Mais, si personnel que soit l'Art symboliste, il doit, par un
coin, toucher au non-personnel, — ne fût-ce que pour justifier
son nom ; et il faut toujours être logique. Il doit s'enquérir de la
signification permanente des faits passagers, et tâcher de la fixer,
— sans froisser les exigences de sa vision propre, — tel qu'un
arbre solide émergeant du fouillis des mouvantes broussailles ; il
doit chercher l'éternel dans la diversité momentanée des formes,
la Vérité qui demeure dans le Faux qui passe, la Logique pérennelle dans l'Illogisme instantané, — et, néanmoins, planter un
arbre qui soit si spécial, si unique de rainure et d'écorce, de fleurs
et de racines, qu'on le reconnaisse entre tous les arbres comme
un arbre dont l'essence n'a ni sœurs ni frères.
Je sais bien que, par la définition même de l'Idéalisme transcendantal, de celui qui s'occupe des intelligences supérieures
ou transcendantes, le Permanent lui-même ne peut être conçu
que comme personnel, c'est-à-dire comme transitoire, et que ce
qu'il y a d'Absolu vraiment est incogniscible et hors d'être formulé en symboles ; ce n'est donc qu'au relatif absolu que vise le
Symbolisme, à dire ce qu'il peut y avoir d'éternel dans le personnel.
Cette manière de comprendre l'Art exclut l'artiste médiocre
qui ne délient, cela va sans dire, rien d'éternel dans son personnel
et qui ne saurait exprimer une idée un peu humaine (ou divine)
que par démarquage ; mais cette sorte d'êtres a règne assez longtemps grâce aux tuteurs qu'on lui tolérait : que son règne finisse
(si c'est possible) et soyons intolérants.
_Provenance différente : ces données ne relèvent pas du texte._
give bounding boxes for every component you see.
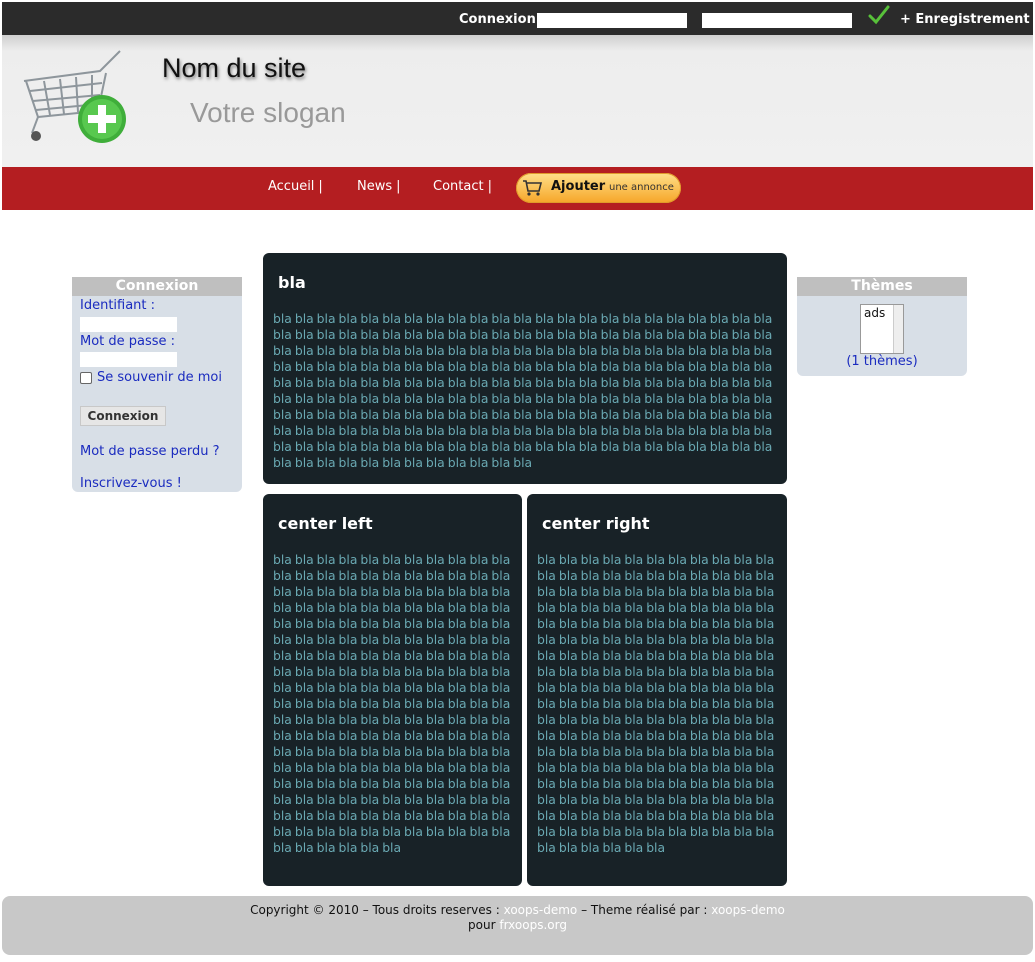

Pratiquement, il importe que le Symbolisme, art libre,
acquière dans l'estime générale une valeur qu'on lui a jusqu'à
ce jour déniée ; il importe qu'à côté des formes connues on tolère
des formes inconnues et que de la serre chaude de la littérature
on n'expulse pas les plantes, nées de graines de hasard, ignorées
des catalogueurs et des jardiniers. Pour cela nulle concession ne
doit être faite : c'est aux intellects rudimentaires à se développer
et non aux larges intelligences à se rétrécir pour permettre à
l'œil distrait de parcourir plus facilement une moindre surface.
Et les tuteurs, les règles, les lois, il faut les couper et les
hacher et qu'à la place de ces chênes pourris, piqués de trous de
vermine, l'hierre qui s'accrochait aux troncs s'accroupisse en
une ridicule désolation.
RÉMY DE GOURMONT
On voit que derrière ce mot de
Symbolisme, — dont l'esprit
bourgeois a fait un terme de plaisanterie vague, quelque chose
comme un synonyme idiot du
Décadentisme ou de l'absurde fin
de siècle, — il se trouve une théorie logique qui, mise en œuvre
par des esprits de valeur, peut produire mieux, sinon davantage que le
Naturalisme, école vaine et toute de mise en scène,
qui n'aura, à la vérité, piédestalisé que son protagoniste, lequel
vient de signer la grande fresque de
Débâcle.
U. [Octave UZANNE]
(*) Extrait de la revue éphémère dirigée par Octave Uzanne L'Art et l'Idée (1892). Cet article a été publié dans la livraison du 20 juillet 1892 (pp. 47-52).